Figura 1 Árvore filogenética mostrando a relação de Bacillus subtilis 29784 para cepas de referência da espécie Bacillus e produto do mercado
Três estudos de desempenho foram conduzidos em três instalações de pesquisa diferentes, a fim de testar diferentes condições experimentais e diferentes cepas probióticos em frangos de corte. O delineamento experimental foi semelhante para todos os estudos, com três tratamentos (1- Controle, 2 - Produto X e 3 - B. subtilis 29784). As dietas foram similares entre os estudos, com formulação a base de farelo de soja e de milho, se diferenciando pela presença ou ausência de proteína animal e fitase. Os níveis de nutrientes da dieta foram calculados para atender às exigências dos animais, de acordo com as recomendações da linhagem. O desempenho animal foi analisado no dia 35 de vida das aves.
Os resultados dos três estudos (Tabela 1) foram analisados de forma independente. O Bacillus subtilis 29784 melhorou significativamente o desempenho em todos os 3 estudos, com melhora média de 3,8% no ganho de peso (GDP) e 3,2% na conversão alimentar (CA). O produto do mercado (Probiótico X) melhorou significativamente o GDP e/ou a CA em apenas um estudo (melhoria média nos 3 estudos: 1,7% para o GDP e -2,2% para a CA).
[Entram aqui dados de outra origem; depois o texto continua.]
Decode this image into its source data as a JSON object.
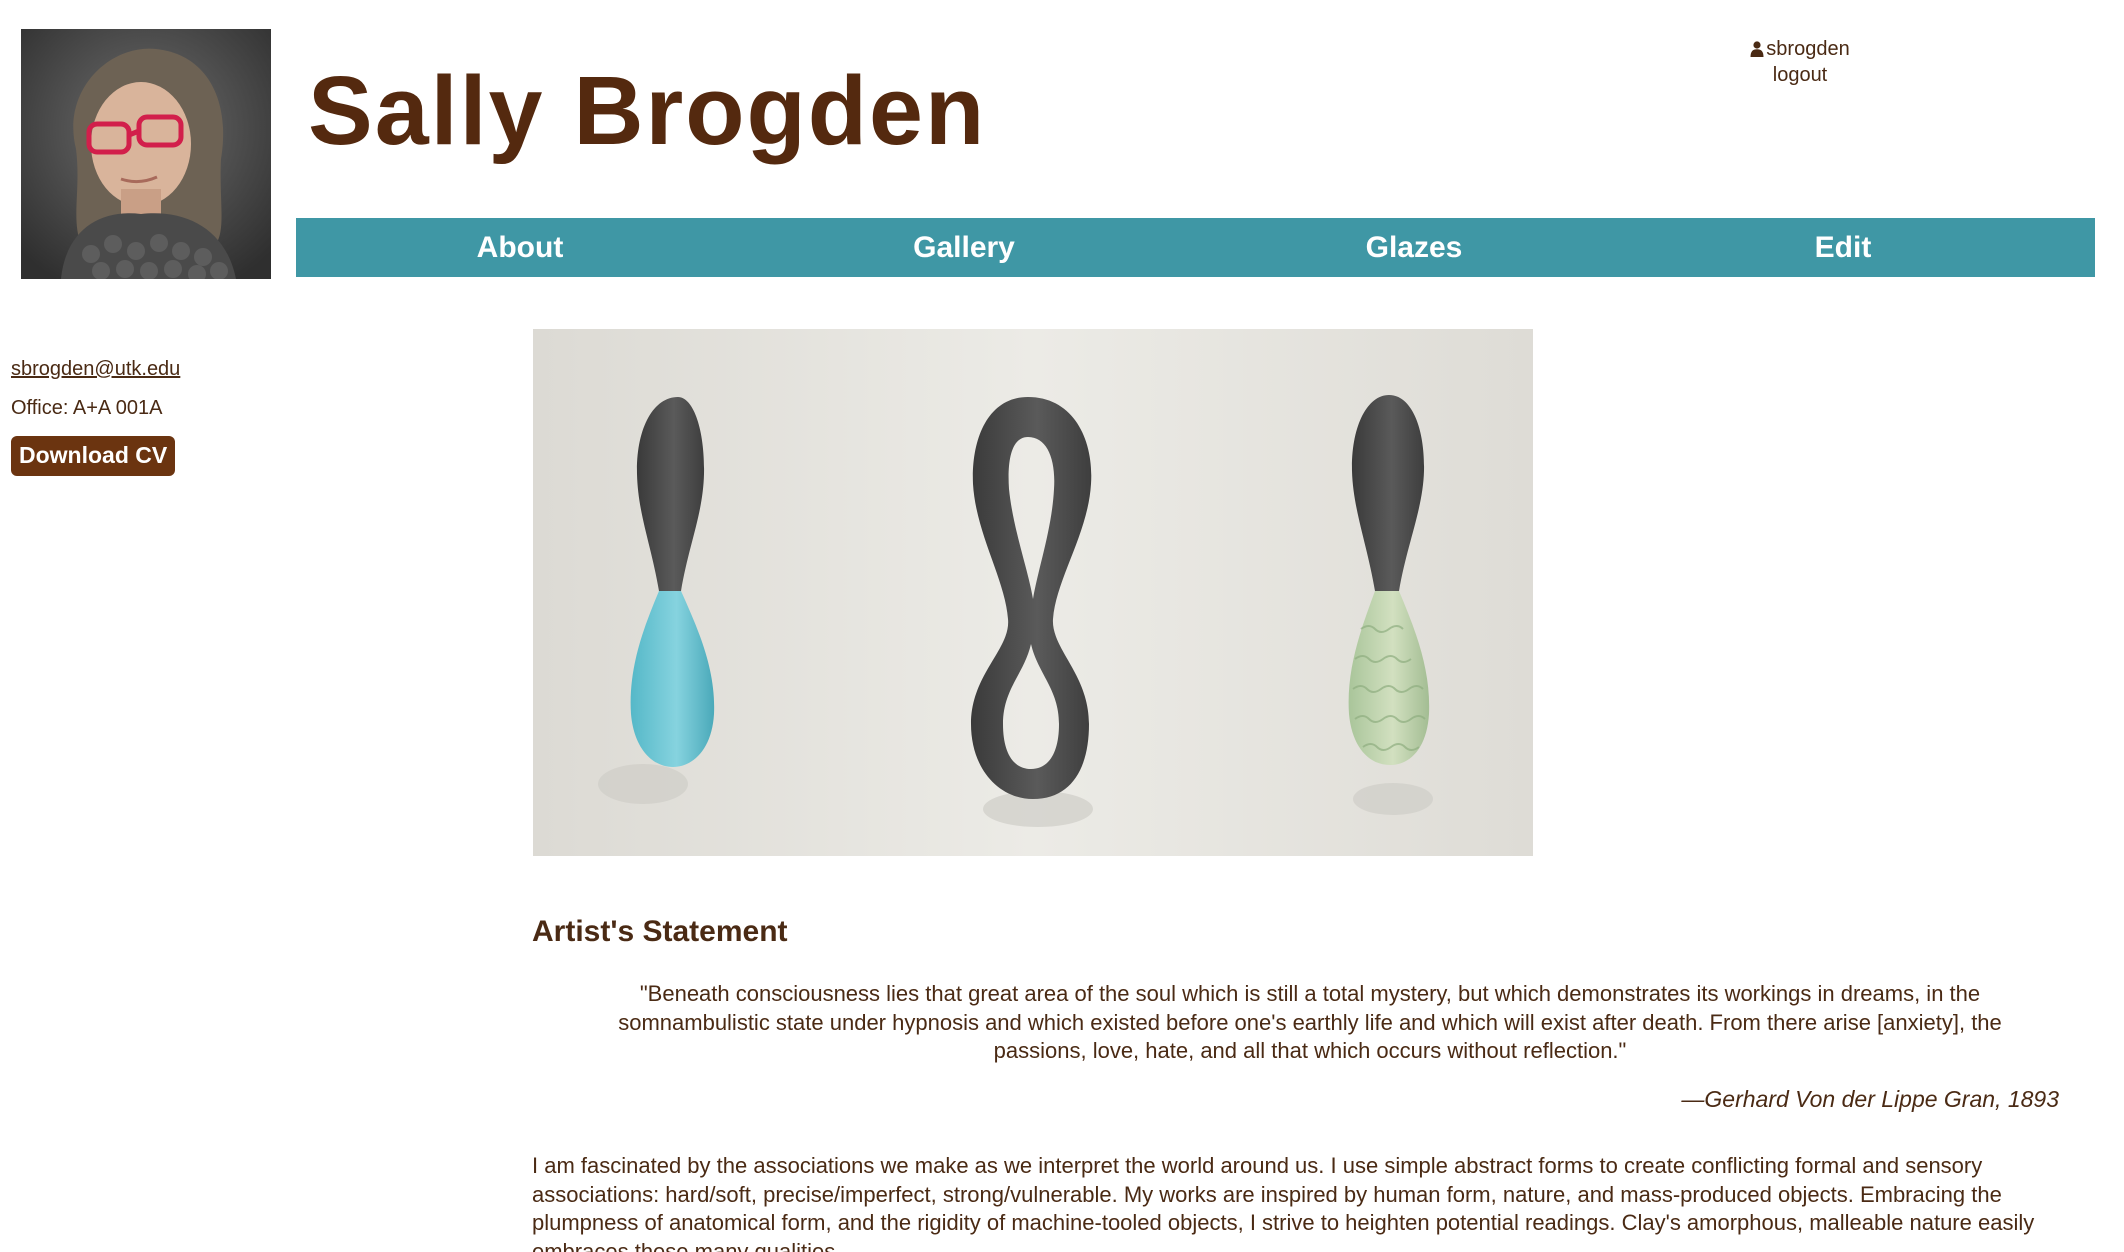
{
  "header": {
    "site_title": "Sally Brogden",
    "portrait_alt": "Portrait of Sally Brogden"
  },
  "user": {
    "username": "sbrogden",
    "logout_label": "logout"
  },
  "nav": {
    "items": [
      {
        "label": "About"
      },
      {
        "label": "Gallery"
      },
      {
        "label": "Glazes"
      },
      {
        "label": "Edit"
      }
    ]
  },
  "sidebar": {
    "email": "sbrogden@utk.edu",
    "office": "Office: A+A 001A",
    "cv_button_label": "Download CV"
  },
  "statement": {
    "heading": "Artist's Statement",
    "quote": "\"Beneath consciousness lies that great area of the soul which is still a total mystery, but which demonstrates its workings in dreams, in the somnambulistic state under hypnosis and which existed before one's earthly life and which will exist after death. From there arise [anxiety], the passions, love, hate, and all that which occurs without reflection.\"",
    "attribution": "—Gerhard Von der Lippe Gran, 1893",
    "body": "I am fascinated by the associations we make as we interpret the world around us. I use simple abstract forms to create conflicting formal and sensory associations: hard/soft, precise/imperfect, strong/vulnerable. My works are inspired by human form, nature, and mass-produced objects. Embracing the plumpness of anatomical form, and the rigidity of machine-tooled objects, I strive to heighten potential readings. Clay's amorphous, malleable nature easily embraces these many qualities."
  },
  "colors": {
    "brand_brown": "#54290f",
    "nav_teal": "#3f97a5",
    "cv_button": "#6b3410",
    "text": "#4a2a14"
  }
}
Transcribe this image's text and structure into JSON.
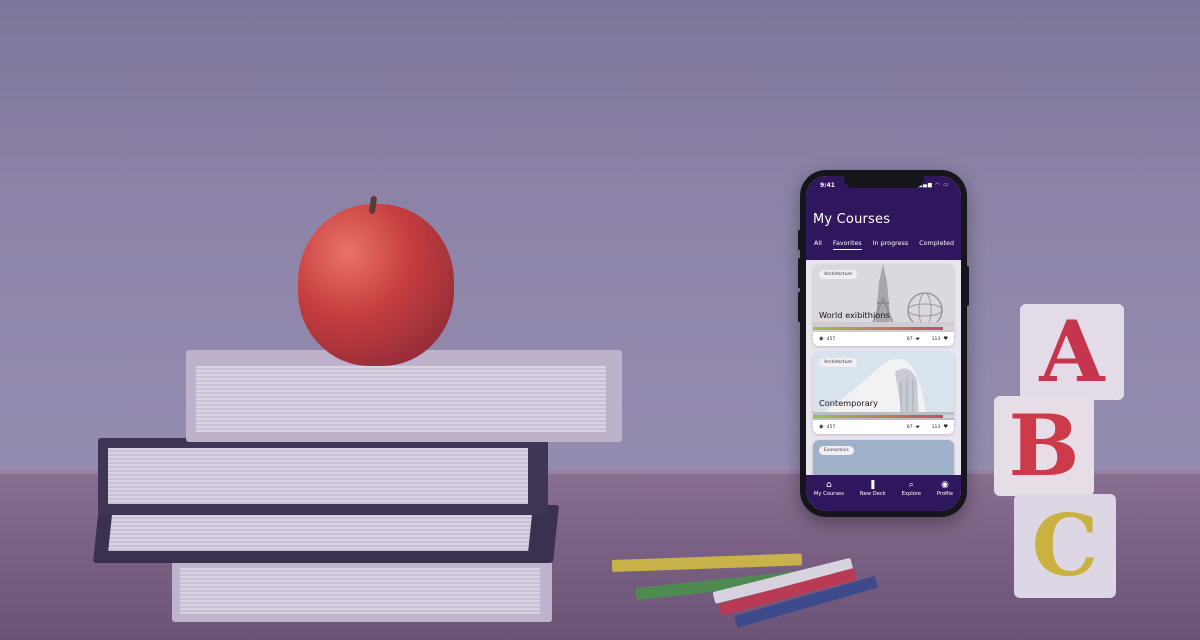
{
  "status_bar": {
    "time": "9:41",
    "icons": "▂▄▆ ◠ ▭"
  },
  "header": {
    "title": "My Courses"
  },
  "tabs": [
    {
      "label": "All",
      "active": false
    },
    {
      "label": "Favorites",
      "active": true
    },
    {
      "label": "In progress",
      "active": false
    },
    {
      "label": "Completed",
      "active": false
    }
  ],
  "courses": [
    {
      "tag": "Architecture",
      "title": "World exibithions",
      "views": "457",
      "comments": "87",
      "likes": "113",
      "progress": 0.92
    },
    {
      "tag": "Architecture",
      "title": "Contemporary",
      "views": "457",
      "comments": "87",
      "likes": "113",
      "progress": 0.92
    },
    {
      "tag": "Economics",
      "title": "",
      "views": "",
      "comments": "",
      "likes": ""
    }
  ],
  "bottom_nav": [
    {
      "label": "My Courses",
      "icon": "home-icon",
      "glyph": "⌂"
    },
    {
      "label": "New Deck",
      "icon": "bookmark-icon",
      "glyph": "❚"
    },
    {
      "label": "Explore",
      "icon": "search-icon",
      "glyph": "⌕"
    },
    {
      "label": "Profile",
      "icon": "profile-icon",
      "glyph": "◉"
    }
  ],
  "blocks": [
    "A",
    "B",
    "C"
  ],
  "colors": {
    "brand": "#2e175c",
    "overlay": "#7f739c",
    "progress_start": "#9bc24a",
    "progress_end": "#c94a6a"
  }
}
Tabela 1.Desempenho dos frangos de corte aos 35 dias
Além disso, a cepa 29784 também foi testada em condições desafiadoras, usando um modelo de desafio de enterite necrótica bem estabelecido. O desafio foi prejudicial, aumentando a mortalidade e reduzindo o desempenho. Os resultados mostraram que a adição de Bacillus subtilis 29784 recuperou o desempenho animal (ganho de peso e conversão alimentar), com resultados estatisticamente similares aos dos animais não desafiados e dos animais suplementados com APC (Rhayat et al., 2017).
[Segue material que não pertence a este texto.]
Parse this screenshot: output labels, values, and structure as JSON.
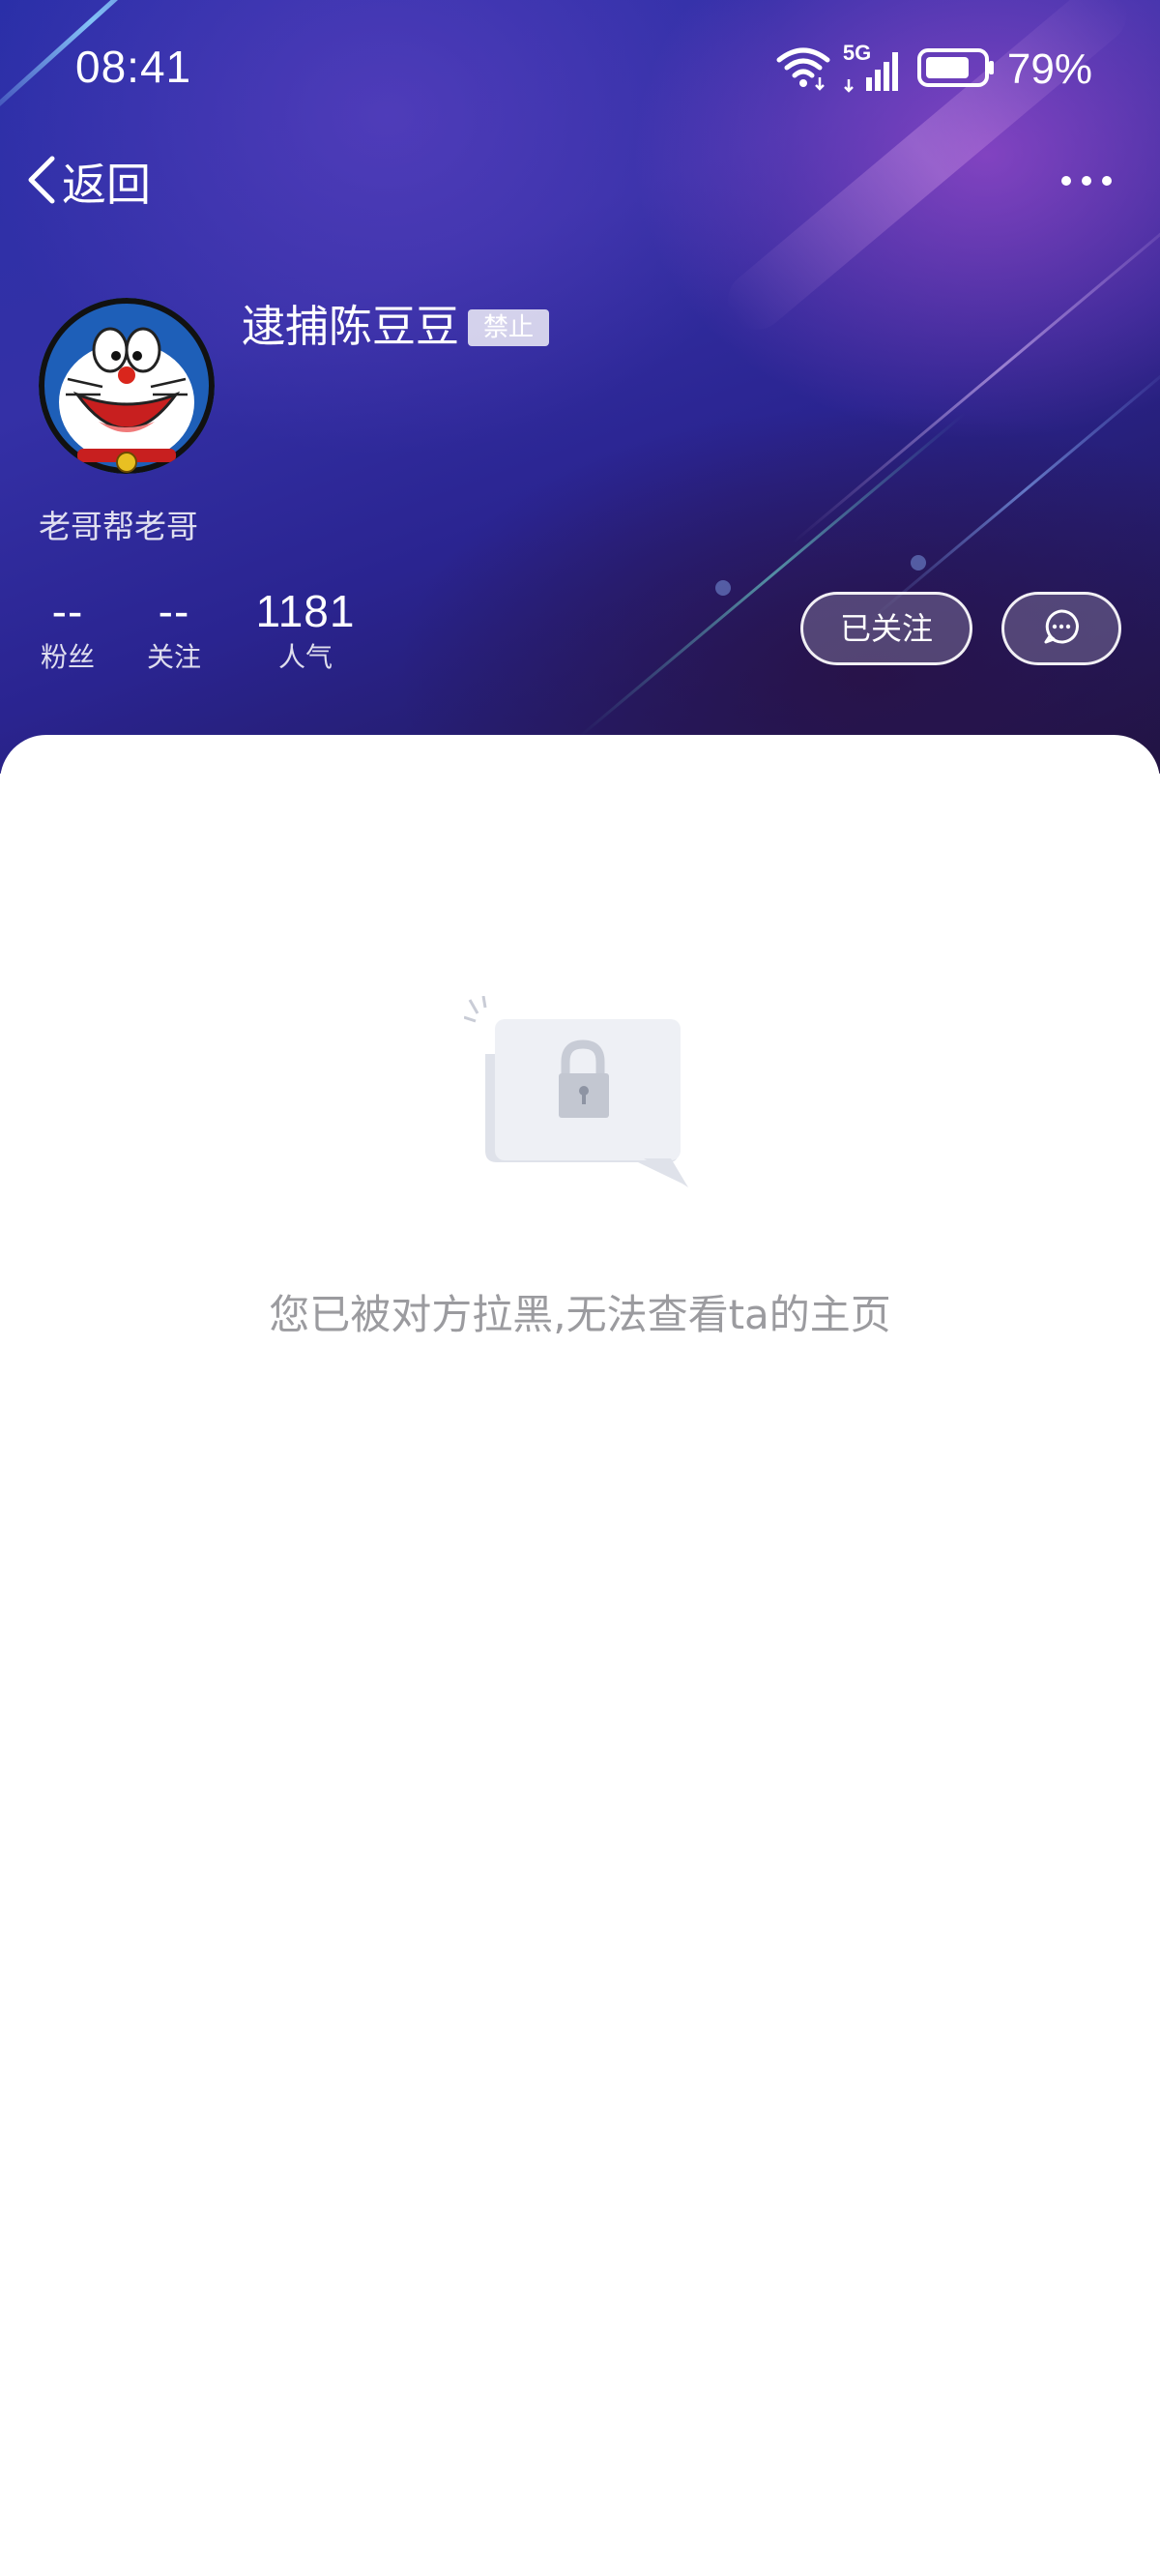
{
  "status_bar": {
    "time": "08:41",
    "network_label": "5G",
    "battery_percent": "79%",
    "icons": [
      "wifi-icon",
      "cellular-signal-icon",
      "battery-icon"
    ]
  },
  "nav": {
    "back_label": "返回",
    "back_icon": "chevron-left-icon",
    "more_icon": "more-dots-icon"
  },
  "profile": {
    "username": "逮捕陈豆豆",
    "ban_badge": "禁止",
    "signature": "老哥帮老哥",
    "avatar": "doraemon-avatar"
  },
  "stats": [
    {
      "value": "--",
      "label": "粉丝"
    },
    {
      "value": "--",
      "label": "关注"
    },
    {
      "value": "1181",
      "label": "人气"
    }
  ],
  "actions": {
    "follow_label": "已关注",
    "message_icon": "chat-bubble-icon"
  },
  "blocked": {
    "message": "您已被对方拉黑,无法查看ta的主页",
    "illustration": "lock-icon"
  },
  "colors": {
    "hero_top": "#2a2fa8",
    "hero_bottom": "#1f1440",
    "accent_pink": "#c456dc",
    "text_muted": "#9b9b9f"
  }
}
Uma série de testes experimentais e a campo vem mostrando a consistência do Bacillus subtillis 29784 em diferentes situações. Dentre estas avaliações, observamos de maneira eficaz e consistente a possibilidade da cepa de Bacillus subtilis 29784 em substituir o uso de enramicina em dietas de frangos de corte alimentados com dietas contendo diferentes níveis de energia metabolizável aparente (EMA). Resumidamente, o Bacillus subtilis 29784 melhorou o peso final, a conversão alimentar e o índice de eficiência produtiva (IEP) dos frangos de corte quando comparado com uso de enramicina 10 ppm (Quinteiro-Filho et al., 2018)
Discussão
O Bacillus subtilis pertence a uma espécie bacteriana que abrange uma diversidade gênica bastante extensa, que é percebida quando realizada análises comparativas de sequenciamento do genoma (Earl et al., 2012). A especificidade das cepas é crucial quando se trata da eficácia do probiótico, e o processo de seleção deve ser extremamente rigoroso para obter um probiótico seguro e funcional. Nossos estudos aprofundados sobre a interação hospedeiro-microrganismo demonstraram melhorias na saúde geral do intestino, tais como na integridade da barreira intestinal, na função imunológica e na redução da inflamação no intestino delgado de aves. A consistência observada a partir de ensaios in vivo com Bacillus subtilis 29784 sugerem que esta cepa se comporta mais naturalmente no sistema intestinal de frangos de corte, sendo mais eficiente do que cepas já conhecidas e utilizadas na avicultura.